Elle ne répondit pas. Nous contemplions en silence les couleurs qui dansaient au-dessus de l’eau alors que le chariot divin descendait vers l’horizon. Quand la nuit arriva, elle resta sur le banc. La soeur de ma mère vint me chercher et me ramena dans sa chambre. Les branches d’un figuier, opulentes, pénétraient par la fenêtre. Ma tante, joyeuse et tendre, me caressa les cheveux et me chanta des comptines pour que je n’aie plus peur. Je m’endormis en rêvant que l’arbre avait tellement poussé qu’il avait soulevé la maison dans les airs, et que ma mère et ma tante étaient assises sur ses branches.
J’ai tout raconté à mon père quand je suis rentrée. Il a dit que je n’irais plus sur l’île, même si nous y possédions une bonne ferme qui venait de ma mère. Je n’ai plus jamais vu de coucher de soleil aussi brillant, jamais l’odeur des figues ne m’a apaisée comme celles de mon tante. Et ma mère, alors qu’elle m’avait toujours paru insignifiante, s’était mise à ressembler aux déesses du temple, qui protègent et font peur tout à la fois.
Ce qui m’a frappé dans ce passage est dans le tout premier paragraphe à la deuxième ligne. Quelle était la raison pour vouloir exécuter les hommes et ne pas les vendre à un marchand en esclavage comme pour les femmes et les enfants?

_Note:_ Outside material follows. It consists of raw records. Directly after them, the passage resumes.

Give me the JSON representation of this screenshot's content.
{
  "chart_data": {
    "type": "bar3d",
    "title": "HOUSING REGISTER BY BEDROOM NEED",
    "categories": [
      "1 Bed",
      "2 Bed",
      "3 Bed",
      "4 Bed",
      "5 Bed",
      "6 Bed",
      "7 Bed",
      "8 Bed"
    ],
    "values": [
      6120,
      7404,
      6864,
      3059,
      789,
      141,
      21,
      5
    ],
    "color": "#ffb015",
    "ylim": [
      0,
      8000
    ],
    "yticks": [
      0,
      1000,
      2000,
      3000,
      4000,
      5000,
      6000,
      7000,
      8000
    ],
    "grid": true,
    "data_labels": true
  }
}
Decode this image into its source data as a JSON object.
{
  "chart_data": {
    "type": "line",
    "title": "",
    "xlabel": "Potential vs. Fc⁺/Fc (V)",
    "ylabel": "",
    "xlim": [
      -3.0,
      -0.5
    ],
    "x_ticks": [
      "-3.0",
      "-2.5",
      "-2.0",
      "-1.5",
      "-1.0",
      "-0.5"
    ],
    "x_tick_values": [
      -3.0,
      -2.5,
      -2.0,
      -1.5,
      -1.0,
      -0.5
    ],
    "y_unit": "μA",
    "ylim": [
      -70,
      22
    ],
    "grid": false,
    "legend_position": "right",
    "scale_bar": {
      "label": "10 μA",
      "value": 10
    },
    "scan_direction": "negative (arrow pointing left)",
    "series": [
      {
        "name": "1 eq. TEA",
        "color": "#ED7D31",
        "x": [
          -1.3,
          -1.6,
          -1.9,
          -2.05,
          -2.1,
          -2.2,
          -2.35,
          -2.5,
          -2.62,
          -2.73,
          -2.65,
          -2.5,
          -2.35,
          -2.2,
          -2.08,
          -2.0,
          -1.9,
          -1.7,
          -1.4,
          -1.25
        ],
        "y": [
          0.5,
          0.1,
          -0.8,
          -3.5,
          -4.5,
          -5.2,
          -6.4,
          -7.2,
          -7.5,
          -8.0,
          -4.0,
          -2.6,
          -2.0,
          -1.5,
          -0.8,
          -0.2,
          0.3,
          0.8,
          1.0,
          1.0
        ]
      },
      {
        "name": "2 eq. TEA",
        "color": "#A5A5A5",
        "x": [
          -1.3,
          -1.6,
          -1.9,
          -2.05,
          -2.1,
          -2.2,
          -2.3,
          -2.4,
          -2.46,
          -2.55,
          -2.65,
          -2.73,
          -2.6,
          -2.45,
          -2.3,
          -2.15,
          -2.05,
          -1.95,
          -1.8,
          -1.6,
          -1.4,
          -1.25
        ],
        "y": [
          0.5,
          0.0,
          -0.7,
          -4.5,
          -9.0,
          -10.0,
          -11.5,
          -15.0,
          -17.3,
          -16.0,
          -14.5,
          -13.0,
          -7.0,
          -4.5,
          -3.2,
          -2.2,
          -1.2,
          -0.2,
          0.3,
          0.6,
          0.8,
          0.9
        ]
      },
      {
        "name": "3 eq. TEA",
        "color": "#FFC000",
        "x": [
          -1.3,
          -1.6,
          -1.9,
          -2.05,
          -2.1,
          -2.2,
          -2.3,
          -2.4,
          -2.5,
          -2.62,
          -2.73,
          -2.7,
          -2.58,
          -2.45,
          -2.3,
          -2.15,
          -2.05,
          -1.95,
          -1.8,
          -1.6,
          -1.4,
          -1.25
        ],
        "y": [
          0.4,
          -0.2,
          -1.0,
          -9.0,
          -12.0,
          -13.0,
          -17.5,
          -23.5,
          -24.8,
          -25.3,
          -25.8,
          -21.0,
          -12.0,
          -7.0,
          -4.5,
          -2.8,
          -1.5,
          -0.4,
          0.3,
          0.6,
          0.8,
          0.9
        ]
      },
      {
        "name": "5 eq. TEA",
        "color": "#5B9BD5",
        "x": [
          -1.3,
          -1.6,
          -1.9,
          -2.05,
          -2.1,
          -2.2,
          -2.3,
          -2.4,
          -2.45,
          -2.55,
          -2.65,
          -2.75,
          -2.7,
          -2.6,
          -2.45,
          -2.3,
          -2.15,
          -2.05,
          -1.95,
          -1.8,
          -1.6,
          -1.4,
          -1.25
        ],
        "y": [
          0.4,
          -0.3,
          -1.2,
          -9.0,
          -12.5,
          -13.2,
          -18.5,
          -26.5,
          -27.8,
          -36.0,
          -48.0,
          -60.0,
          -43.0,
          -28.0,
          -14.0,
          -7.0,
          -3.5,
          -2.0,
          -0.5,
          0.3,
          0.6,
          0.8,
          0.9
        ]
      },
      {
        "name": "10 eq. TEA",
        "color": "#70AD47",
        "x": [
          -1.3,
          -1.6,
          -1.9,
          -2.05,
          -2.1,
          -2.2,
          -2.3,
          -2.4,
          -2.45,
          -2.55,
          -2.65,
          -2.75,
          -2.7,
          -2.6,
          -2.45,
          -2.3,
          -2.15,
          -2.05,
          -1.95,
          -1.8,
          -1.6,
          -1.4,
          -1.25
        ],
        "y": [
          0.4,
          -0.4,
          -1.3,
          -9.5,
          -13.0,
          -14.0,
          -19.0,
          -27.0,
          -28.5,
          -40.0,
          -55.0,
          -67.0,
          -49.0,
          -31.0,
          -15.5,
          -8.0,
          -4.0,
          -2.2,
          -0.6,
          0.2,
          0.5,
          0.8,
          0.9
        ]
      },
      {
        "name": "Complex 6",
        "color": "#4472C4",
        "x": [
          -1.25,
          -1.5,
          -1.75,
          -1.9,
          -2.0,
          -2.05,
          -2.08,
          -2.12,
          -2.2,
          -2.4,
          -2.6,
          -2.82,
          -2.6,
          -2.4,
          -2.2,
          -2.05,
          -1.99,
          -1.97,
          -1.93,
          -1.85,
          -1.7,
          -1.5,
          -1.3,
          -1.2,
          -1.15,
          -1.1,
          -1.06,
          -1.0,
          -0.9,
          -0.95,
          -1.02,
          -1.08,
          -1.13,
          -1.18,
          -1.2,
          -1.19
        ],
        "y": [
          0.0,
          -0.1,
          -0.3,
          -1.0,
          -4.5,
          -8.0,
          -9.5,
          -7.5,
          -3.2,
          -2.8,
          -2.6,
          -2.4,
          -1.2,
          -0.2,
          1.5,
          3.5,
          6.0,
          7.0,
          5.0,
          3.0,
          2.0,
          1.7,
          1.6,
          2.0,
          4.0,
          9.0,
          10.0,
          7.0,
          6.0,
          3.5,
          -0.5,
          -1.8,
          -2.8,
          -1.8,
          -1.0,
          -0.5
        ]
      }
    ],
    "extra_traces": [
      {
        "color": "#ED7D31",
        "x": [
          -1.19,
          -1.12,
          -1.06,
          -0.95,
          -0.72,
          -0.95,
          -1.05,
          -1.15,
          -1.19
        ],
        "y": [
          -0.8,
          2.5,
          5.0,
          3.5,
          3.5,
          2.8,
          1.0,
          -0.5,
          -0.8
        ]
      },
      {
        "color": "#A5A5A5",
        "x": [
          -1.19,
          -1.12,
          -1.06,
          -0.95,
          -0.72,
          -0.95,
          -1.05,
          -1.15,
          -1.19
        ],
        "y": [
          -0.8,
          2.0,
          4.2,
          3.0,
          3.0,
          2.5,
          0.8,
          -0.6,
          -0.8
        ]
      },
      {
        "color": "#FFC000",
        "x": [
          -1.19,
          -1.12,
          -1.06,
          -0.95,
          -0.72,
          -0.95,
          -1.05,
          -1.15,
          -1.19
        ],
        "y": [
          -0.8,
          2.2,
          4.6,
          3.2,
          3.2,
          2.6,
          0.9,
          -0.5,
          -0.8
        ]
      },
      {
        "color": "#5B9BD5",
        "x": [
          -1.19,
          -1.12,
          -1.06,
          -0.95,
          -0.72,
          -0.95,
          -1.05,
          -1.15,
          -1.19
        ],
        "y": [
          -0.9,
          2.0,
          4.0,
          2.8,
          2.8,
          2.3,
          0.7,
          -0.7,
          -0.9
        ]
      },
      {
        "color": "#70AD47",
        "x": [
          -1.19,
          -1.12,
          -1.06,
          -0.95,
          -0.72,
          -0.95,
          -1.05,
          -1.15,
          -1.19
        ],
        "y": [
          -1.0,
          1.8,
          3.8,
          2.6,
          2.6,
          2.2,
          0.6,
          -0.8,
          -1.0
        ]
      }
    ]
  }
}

C’était une punition commune pour les villes qui ne se soumettaient pas à un envahisseur dans l’Antiquité, peut-être aussi parce que les femmes et enfants se vendaient plus facilement. Dans cet épisode historique, un débat prend place à Athènes dans lequel l’assemblée finit par changer d’avis et décide de gracier les habitants, révoltés puis vaincus, de l’Ile de Mytilène. Alors que je raconte des histoires de femmes qui subissent plutôt qu’elles n’agissent sur l’Histoire, je m’inspire de faits et d’épisodes réels. Merci pour la question, Animesh!